Escritores,
em geral, gostam de passarinhos. Os pequenos voadores nos inspiram, dão asas
para a imaginação. Invejamos os pássaros, justamente porque têm asas, enquanto
nós, “bípedes implumes” – como nos dizeres de Platão – só podemos voar quando
embarcamos em um avião, ou quando – nossa maneira preferida – colocamos os pés
em uma boa história. Os escritores, voamos quando lemos, quando escrevemos,
quando sonhamos, ou quando admiramos o belo voo de um passarinho. Leia o “Poeminha
do contra”, de Mário Quintana:
Todos estes que aí estão
Atravancando o meu caminho,
Eles passarão.
Eu passarinho!
Leia
em Manoel de Barros:
Prezo insetos mais que aviões.
Prezo a velocidade
das tartarugas
mais que a dos mísseis.
Tenho em mim
esse atraso de nascença.
Eu fui aparelhado
para gostar de passarinhos.
Tenho abundância
de ser feliz por isso.
Meu quintal
É maior do que o mundo.
Amar um passarinho é gostar de olhar
para o alto. Nada pode ser mais desalentador do que um passarinho caído no
chão, de asas quebradas. Todo escritor busca seu momento de inspiração, aquele
em que finalmente estará cara a cara com um exemplar bico e pena. Eu esperava
meu dia chegar. Sonhava com o momento em que finalmente sentiria o doce soprar
das asas tocando minha face lírica.
Eis que finalmente o dia chegou. Estava
na frente da tela do computador, a parir um texto, quando ouvi um ruflar de
asas. Corri pra sala, de onde vinha o som inspirador. O passarinho era
acinzentado, parecia uma rolinha. Não sei se era, já que a inspiração não depende
de nomenclaturas. Fiquei a observar calmamente o bater de asas. Busquei fundo o
ar para sentir mais de perto o cheiro da liberdade. Mas ele me pareceu meio
perdido. Voava rente ao teto da minha casa e não encontrava saída. Por alguns
momentos me deleitei com sua desorientação, pois só assim poderia ficar perto
do que tanto nos inspira. A partir dali escreveria a melhor poesia.
Foi quando de repente, o passarinho
resolveu dar um passeio pela casa.
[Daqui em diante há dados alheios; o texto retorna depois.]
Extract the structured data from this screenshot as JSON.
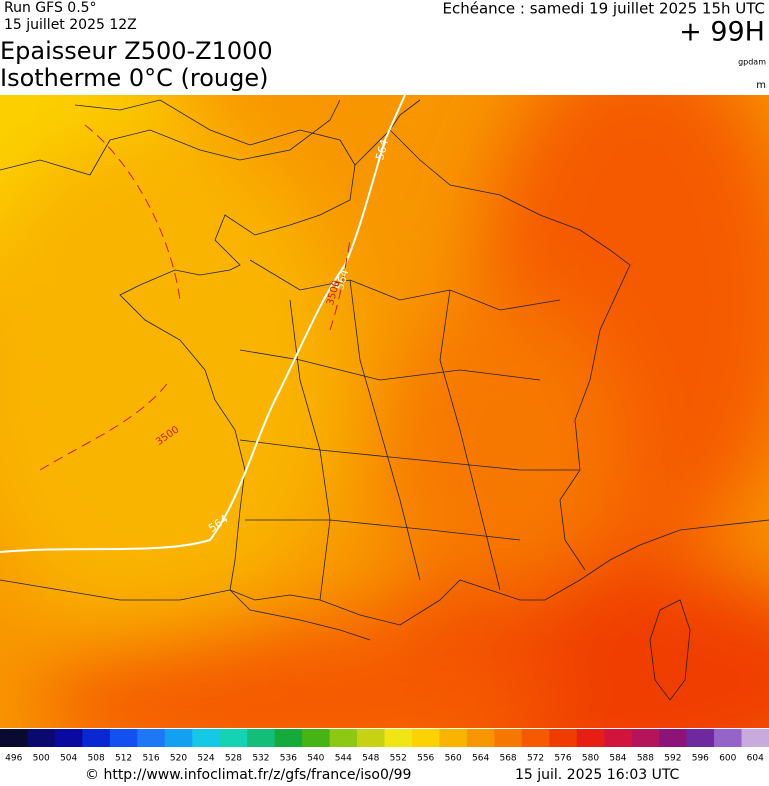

Algumas pluminhas começaram a pintar o chão
da casa. Ah, que coisa linda! Pensei. E num segundo o passarinho estava no meu
quarto. Pousou docemente – talvez não tenha sido tão docemente assim – sobre o
guarda-roupa. Em pouco tempo eu teria que sair de casa, então, como deixar o
passarinho dentro do quarto? Subi na cama e tentei fazer com que ele voasse de
lá para fora. Ele voou para cima do ar condicionado. Peguei a escada, subi e,
ainda pacientemente, fiz com que ele saísse de lá. Pousou novamente sobre o
guarda-roupa. Desci da escada, subi na cama e, munida de um cabo de vassoura,
cheguei perto dele. Voou para o ar condicionado. Desci da cama, subi na escada,
cabo de vassoura, guarda-roupa. Escada abaixo, cama acima, vassoura, ar
condicionado. Cama abaixo, escada acima, vassoura, ar condicionado.
Ficamos
assim por cerca de quinze minutos. Foi um exercício e tanto. O tempo estava
passando e eu precisava sair pra trabalhar. Quando finalmente consegui fazer
com que ele saísse do quarto, voou pelo corredor, até pousar no ventilador de
teto, na sala. Havia ainda um fiapo de inspiração que eu insistia em manter,
escritora que sou, mas foi completamente rompido quando, na guerra das
espécies, ele cagou na minha cabeça. Enlouqueci. Gritei. Dei vassouradas a esmo
até que o agora maldito passarinho encontrasse a saída da minha casa. Acredito que
eu o tenha assustado com meus gritos. Mas ele me avacalhou quando cagou na
minha cabeça. Poxa! Eu só queria um tiquinho de inspiração! Não precisava me
mandar à merda!
Esta crônica é pra dizer que nós escritores
vivemos de inspiração. Vivemos das histórias que inventamos a partir de objetos
ausentes. Quanto mais ausentes, mais inspiradores. Para escrever é preciso
estar em falta, para alguns, ou em excesso, para outros tantos. A minha escrita
é pela falta. Quando estou em excesso custo a escrever. Quando a realidade
invade a fantasia e caga na nossa cabeça, lembramos que a ausência do objeto é
sempre mais inspiradora. E assim vive um escritor.